In San Diego, NUG and other purveyors of the cannabis-friendly lifestyle face a splintered civic personality that can’t decide if it wants to join them for a Creamsicle Spiked Shake (recipe in the August 2010 issue) or send them and their hydroponics off to greener pastures in other parts of the state.

“It’s a mesh of personalities here,” said the 41-year-old Markgraaff, who grew up in Oceanside and attended Vista High School and San Diego State University. “We have our lovable qualities, but we’ve got a hard edge. We’re like a mutt that has all these different traits.”

Long before San Diego voted to legalize marijuana for medical use in the state 14 years ago, we were open to the idea of different strokes for different folks. The utopian-minded Universal Brotherhood and Theosophical Society settled in Point Loma in late 1896, the pioneering Golden Door Spa began welcoming sun-worshippers and fitness nuts in 1958, and the UFO-watching members of the Unarius Academy of Science have been doing their cosmic thing in El Cajon since 1954.

“The notion of alternative therapies, alternative approaches to health, that is deep in our history,” said UCSD sociologist Mary Walshok. “Chinese herbal medicine, massage, acupuncture and meditation, all of that has a long history in San Diego.”

Then again, we are also a community with deep military roots and a long history of conservative voting patterns. So while we were progressive enough to become the largest city in the country to adopt medical-marijuana guidelines in 2003, we were not quite comfy enough to support the legalization of small amounts of recreational marijuana earlier this week.

At NUG, the natural-remedy-embracing, alternative-lifestyle-appreciating side of San Diego is alive and well and loving its organic marijuana, edible marijuana and water pipes. All of this interest from medical-marijuana patients and — let’s not kid ourselves — enterprising recreational smokers has turned NUG into a totally ad-supported success story.

In less than two years, it has grown from a 48-page bimonthly distributed in clinics and dispensaries to a 98-page monthly magazine that is also available for free at local 7-Eleven stores.

“What this says about San Diego is there is a huge cannabis community here and there is a huge market that is unaddressed by society,” Markgraaff said during a break from sales calls, which he makes wearing shorts, flip-flops and a NUG T-shirt. “Our biggest problem is we don’t print enough copies.”

Actually, their problems are bigger than that.

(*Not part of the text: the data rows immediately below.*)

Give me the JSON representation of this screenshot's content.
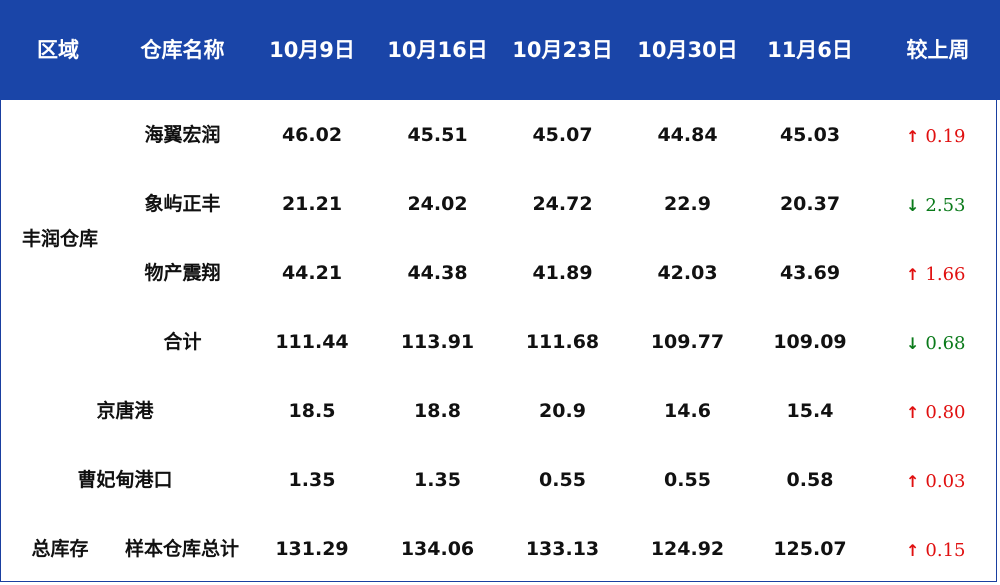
{
  "colors": {
    "header_bg": "#1a45a8",
    "up": "#e01010",
    "down": "#0a7a1a"
  },
  "header": [
    "区域",
    "仓库名称",
    "10月9日",
    "10月16日",
    "10月23日",
    "10月30日",
    "11月6日",
    "较上周"
  ],
  "region_fengrun": "丰润仓库",
  "region_total": "总库存",
  "rows": [
    {
      "name": "海翼宏润",
      "values": [
        "46.02",
        "45.51",
        "45.07",
        "44.84",
        "45.03"
      ],
      "dir": "up",
      "arrow": "up-arrow-icon",
      "change": "0.19"
    },
    {
      "name": "象屿正丰",
      "values": [
        "21.21",
        "24.02",
        "24.72",
        "22.9",
        "20.37"
      ],
      "dir": "down",
      "arrow": "down-arrow-icon",
      "change": "2.53"
    },
    {
      "name": "物产震翔",
      "values": [
        "44.21",
        "44.38",
        "41.89",
        "42.03",
        "43.69"
      ],
      "dir": "up",
      "arrow": "up-arrow-icon",
      "change": "1.66"
    },
    {
      "name": "合计",
      "values": [
        "111.44",
        "113.91",
        "111.68",
        "109.77",
        "109.09"
      ],
      "dir": "down",
      "arrow": "down-arrow-icon",
      "change": "0.68"
    },
    {
      "name": "京唐港",
      "values": [
        "18.5",
        "18.8",
        "20.9",
        "14.6",
        "15.4"
      ],
      "dir": "up",
      "arrow": "up-arrow-icon",
      "change": "0.80"
    },
    {
      "name": "曹妃甸港口",
      "values": [
        "1.35",
        "1.35",
        "0.55",
        "0.55",
        "0.58"
      ],
      "dir": "up",
      "arrow": "up-arrow-icon",
      "change": "0.03"
    },
    {
      "name": "样本仓库总计",
      "values": [
        "131.29",
        "134.06",
        "133.13",
        "124.92",
        "125.07"
      ],
      "dir": "up",
      "arrow": "up-arrow-icon",
      "change": "0.15"
    }
  ]
}
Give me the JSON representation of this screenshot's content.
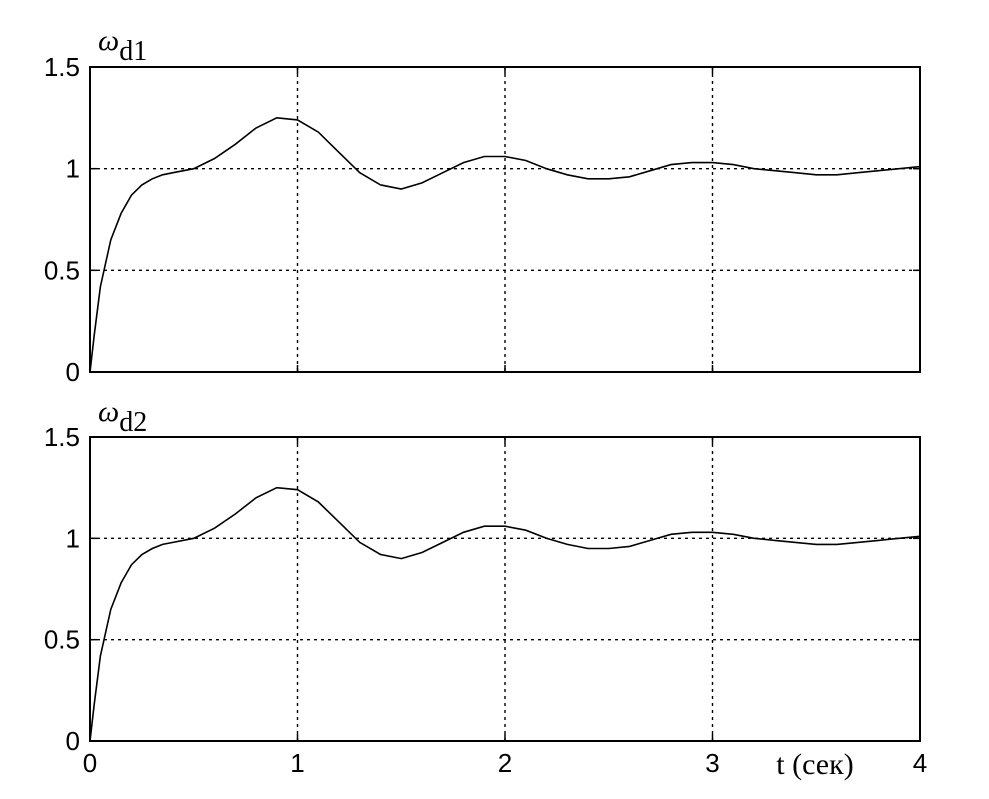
{
  "chart_data": [
    {
      "type": "line",
      "title": "ω_d1",
      "ylabel_symbol": "ω",
      "ylabel_sub": "d1",
      "xlabel": "",
      "xlim": [
        0,
        4
      ],
      "ylim": [
        0,
        1.5
      ],
      "xticks": [
        0,
        1,
        2,
        3,
        4
      ],
      "xtick_labels": [
        "",
        "",
        "",
        "",
        ""
      ],
      "yticks": [
        0,
        0.5,
        1,
        1.5
      ],
      "ytick_labels": [
        "0",
        "0.5",
        "1",
        "1.5"
      ],
      "grid": true,
      "series": [
        {
          "x": [
            0,
            0.02,
            0.05,
            0.1,
            0.15,
            0.2,
            0.25,
            0.3,
            0.35,
            0.4,
            0.5,
            0.6,
            0.7,
            0.8,
            0.9,
            1.0,
            1.1,
            1.2,
            1.3,
            1.4,
            1.5,
            1.6,
            1.7,
            1.8,
            1.9,
            2.0,
            2.1,
            2.2,
            2.3,
            2.4,
            2.5,
            2.6,
            2.7,
            2.8,
            2.9,
            3.0,
            3.1,
            3.2,
            3.3,
            3.4,
            3.5,
            3.6,
            3.7,
            3.8,
            3.9,
            4.0
          ],
          "y": [
            0,
            0.18,
            0.42,
            0.65,
            0.78,
            0.87,
            0.92,
            0.95,
            0.97,
            0.98,
            1.0,
            1.05,
            1.12,
            1.2,
            1.25,
            1.24,
            1.18,
            1.08,
            0.98,
            0.92,
            0.9,
            0.93,
            0.98,
            1.03,
            1.06,
            1.06,
            1.04,
            1.0,
            0.97,
            0.95,
            0.95,
            0.96,
            0.99,
            1.02,
            1.03,
            1.03,
            1.02,
            1.0,
            0.99,
            0.98,
            0.97,
            0.97,
            0.98,
            0.99,
            1.0,
            1.01
          ]
        }
      ]
    },
    {
      "type": "line",
      "title": "ω_d2",
      "ylabel_symbol": "ω",
      "ylabel_sub": "d2",
      "xlabel": "t (сек)",
      "xlim": [
        0,
        4
      ],
      "ylim": [
        0,
        1.5
      ],
      "xticks": [
        0,
        1,
        2,
        3,
        4
      ],
      "xtick_labels": [
        "0",
        "1",
        "2",
        "3",
        "4"
      ],
      "yticks": [
        0,
        0.5,
        1,
        1.5
      ],
      "ytick_labels": [
        "0",
        "0.5",
        "1",
        "1.5"
      ],
      "grid": true,
      "series": [
        {
          "x": [
            0,
            0.02,
            0.05,
            0.1,
            0.15,
            0.2,
            0.25,
            0.3,
            0.35,
            0.4,
            0.5,
            0.6,
            0.7,
            0.8,
            0.9,
            1.0,
            1.1,
            1.2,
            1.3,
            1.4,
            1.5,
            1.6,
            1.7,
            1.8,
            1.9,
            2.0,
            2.1,
            2.2,
            2.3,
            2.4,
            2.5,
            2.6,
            2.7,
            2.8,
            2.9,
            3.0,
            3.1,
            3.2,
            3.3,
            3.4,
            3.5,
            3.6,
            3.7,
            3.8,
            3.9,
            4.0
          ],
          "y": [
            0,
            0.18,
            0.42,
            0.65,
            0.78,
            0.87,
            0.92,
            0.95,
            0.97,
            0.98,
            1.0,
            1.05,
            1.12,
            1.2,
            1.25,
            1.24,
            1.18,
            1.08,
            0.98,
            0.92,
            0.9,
            0.93,
            0.98,
            1.03,
            1.06,
            1.06,
            1.04,
            1.0,
            0.97,
            0.95,
            0.95,
            0.96,
            0.99,
            1.02,
            1.03,
            1.03,
            1.02,
            1.0,
            0.99,
            0.98,
            0.97,
            0.97,
            0.98,
            0.99,
            1.0,
            1.01
          ]
        }
      ]
    }
  ]
}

Because the other side of San Diego’s public consciousness — the side with the serious border-related drug worries and the staunchly anti-marijuana District Attorney’s office — is also living large at NUG.

It was there in the first issue, which was dedicated to longtime local medical-marijuana activist Steven McWilliams, who committed suicide in 2005. It is there in the ads the magazine lost when the Kush Lounge dispensary was raided last July. And it is there in the masthead, where many of the staffers don’t use their real names. That includes publisher and medical-marijuana patient Ben G. Rowen, a native San Diegan who became an activist after his home was raided by federal authorities two years ago.

Then again, that masthead is also on the latest issue of NUG, in all its fat, healthy glory. With his San Diego cannabis magazine growing, editor Markgraaff is letting his hopes grow, too.

“Did you see the exit numbers for Prop. 19?,” Markgraaff said via e-mail yesterday. “San Diego voted Yes at 47 percent, which was as big as L.A., the state average, and most of Northern California. I think that shows the cannabis community and NUG magazine are doing a good job in helping people evolve here in San Diego.”